A must be positive definite; the axes of the ellipse are eigenvectors of A, with lengths 1/.JI. (For IIx II = 1 the vectors y = Ax lie on the ellipse IIA-1 yll2 = Y T(AAT)-1 Y = 1 displayed by eigshow; axis lengths ad
Four Fundamental Subspaces C (A), N (A), C (AT), N (AT).
Use AT for complex A.
Fourier matrix F.
Entries Fjk = e21Cijk/n give orthogonal columns FT F = nI. Then y = Fe is the (inverse) Discrete Fourier Transform Y j = L cke21Cijk/n.

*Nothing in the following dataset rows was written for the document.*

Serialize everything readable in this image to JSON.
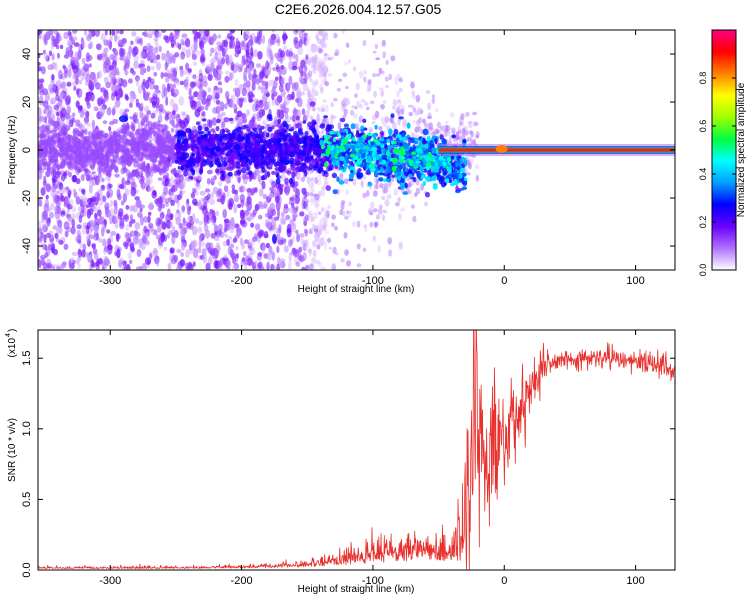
{
  "title": "C2E6.2026.004.12.57.G05",
  "colors": {
    "snr_line": "#e8302c",
    "tick": "#000000",
    "frame": "#000000",
    "carrier": "#e8202a",
    "carrier_edge": "#22c040"
  },
  "chart_data": [
    {
      "type": "heatmap",
      "name": "spectrogram",
      "xlabel": "Height of straight line (km)",
      "ylabel": "Frequency (Hz)",
      "xlim": [
        -355,
        130
      ],
      "ylim": [
        -50,
        50
      ],
      "xticks": [
        -300,
        -200,
        -100,
        0,
        100
      ],
      "yticks": [
        -40,
        -20,
        0,
        20,
        40
      ],
      "xtick_labels": [
        "-300",
        "-200",
        "-100",
        "0",
        "100"
      ],
      "ytick_labels": [
        "-40",
        "-20",
        "0",
        "20",
        "40"
      ],
      "colorbar": {
        "label": "Normalized spectral amplitude",
        "range": [
          0,
          1
        ],
        "ticks": [
          0.0,
          0.2,
          0.4,
          0.6,
          0.8
        ],
        "tick_labels": [
          "0.0",
          "0.2",
          "0.4",
          "0.6",
          "0.8"
        ],
        "colormap": [
          "#ffffff",
          "#b070ff",
          "#6a00ff",
          "#0000ff",
          "#00a0ff",
          "#00ffff",
          "#00ff40",
          "#a0ff00",
          "#ffff00",
          "#ff8000",
          "#ff0000",
          "#ff0080"
        ]
      },
      "features": {
        "noise_region_x": [
          -355,
          -150
        ],
        "carrier_start_x": -50,
        "carrier_frequency": 0,
        "spot_a": {
          "x": -290,
          "y": 13
        },
        "spot_b": {
          "x": -175,
          "y": -37
        }
      }
    },
    {
      "type": "line",
      "name": "snr",
      "xlabel": "Height of straight line (km)",
      "ylabel": "SNR (10 * v/v)",
      "scale_label": "(x10",
      "scale_exponent": "4",
      "xlim": [
        -355,
        130
      ],
      "ylim": [
        0,
        1.7
      ],
      "xticks": [
        -300,
        -200,
        -100,
        0,
        100
      ],
      "yticks": [
        0.0,
        0.5,
        1.0,
        1.5
      ],
      "xtick_labels": [
        "-300",
        "-200",
        "-100",
        "0",
        "100"
      ],
      "ytick_labels": [
        "0.0",
        "0.5",
        "1.0",
        "1.5"
      ],
      "profile": {
        "x": [
          -355,
          -300,
          -250,
          -200,
          -170,
          -150,
          -125,
          -100,
          -80,
          -60,
          -50,
          -40,
          -32,
          -28,
          -25,
          -20,
          -15,
          -10,
          -5,
          0,
          5,
          10,
          15,
          20,
          25,
          30,
          40,
          50,
          60,
          70,
          80,
          90,
          100,
          110,
          120,
          130
        ],
        "y": [
          0.03,
          0.03,
          0.03,
          0.04,
          0.05,
          0.06,
          0.09,
          0.14,
          0.18,
          0.2,
          0.2,
          0.18,
          0.12,
          0.6,
          0.95,
          1.0,
          0.95,
          0.85,
          0.9,
          0.95,
          1.0,
          1.05,
          1.15,
          1.3,
          1.4,
          1.45,
          1.48,
          1.5,
          1.5,
          1.5,
          1.5,
          1.5,
          1.48,
          1.46,
          1.43,
          1.42
        ]
      },
      "noise_amplitude": {
        "x": [
          -355,
          -200,
          -150,
          -120,
          -100,
          -60,
          -40,
          -30,
          -20,
          -10,
          0,
          20,
          40,
          100,
          130
        ],
        "y": [
          0.006,
          0.01,
          0.02,
          0.05,
          0.08,
          0.1,
          0.08,
          0.28,
          0.3,
          0.25,
          0.2,
          0.08,
          0.035,
          0.04,
          0.05
        ]
      }
    }
  ]
}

The nullspace N (A) and row space C (AT) are orthogonal complements in Rn(perpendicular from Ax = 0 with dimensions rand n - r). Applied to AT, the column space C(A) is the orthogonal complement of N(AT) in Rm.
Hessenberg matrix H.
Triangular matrix with one extra nonzero adjacent diagonal.
Current Law: net current (in minus out) is zero at each node. Voltage Law: Potential differences (voltage drops) add to zero around any closed loop.
Linearly dependent VI, ... , Vn.
A combination other than all Ci = 0 gives L Ci Vi = O.
Ln = 2,J, 3, 4, ... satisfy Ln = L n- l +Ln- 2 = A1 +A~, with AI, A2 = (1 ± -/5)/2 from the Fibonacci matrix U~]' Compare Lo = 2 with Fo = O.
Pseudoinverse A+ (Moore-Penrose inverse).
The n by m matrix that "inverts" A from column space back to row space, with N(A+) = N(AT). A+ A and AA+ are the projection matrices onto the row space and column space. Rank(A +) = rank(A).
Row picture of Ax = b.
Each equation gives a plane in Rn; the planes intersect at x.
Semidefinite matrix A.
(Positive) semidefinite: all x T Ax > 0, all A > 0; A = any RT R.
Similar matrices A and B.
Every B = M-I AM has the same eigenvalues as A.
Combinations of VI, ... ,Vm fill the space. The columns of A span C (A)!
Symmetric factorizations A = LDLT and A = QAQT.
Signs in A = signs in D.
Transpose matrix AT.
Entries AL = Ajj. AT is n by In, AT A is square, symmetric, positive semidefinite. The transposes of AB and A-I are BT AT and (AT)-I.
Triangle inequality II u + v II < II u II + II v II.
For matrix norms II A + B II < II A II + II B II·
v + w = (VI + WI, ... , Vn + Wn ) = diagonal of parallelogram.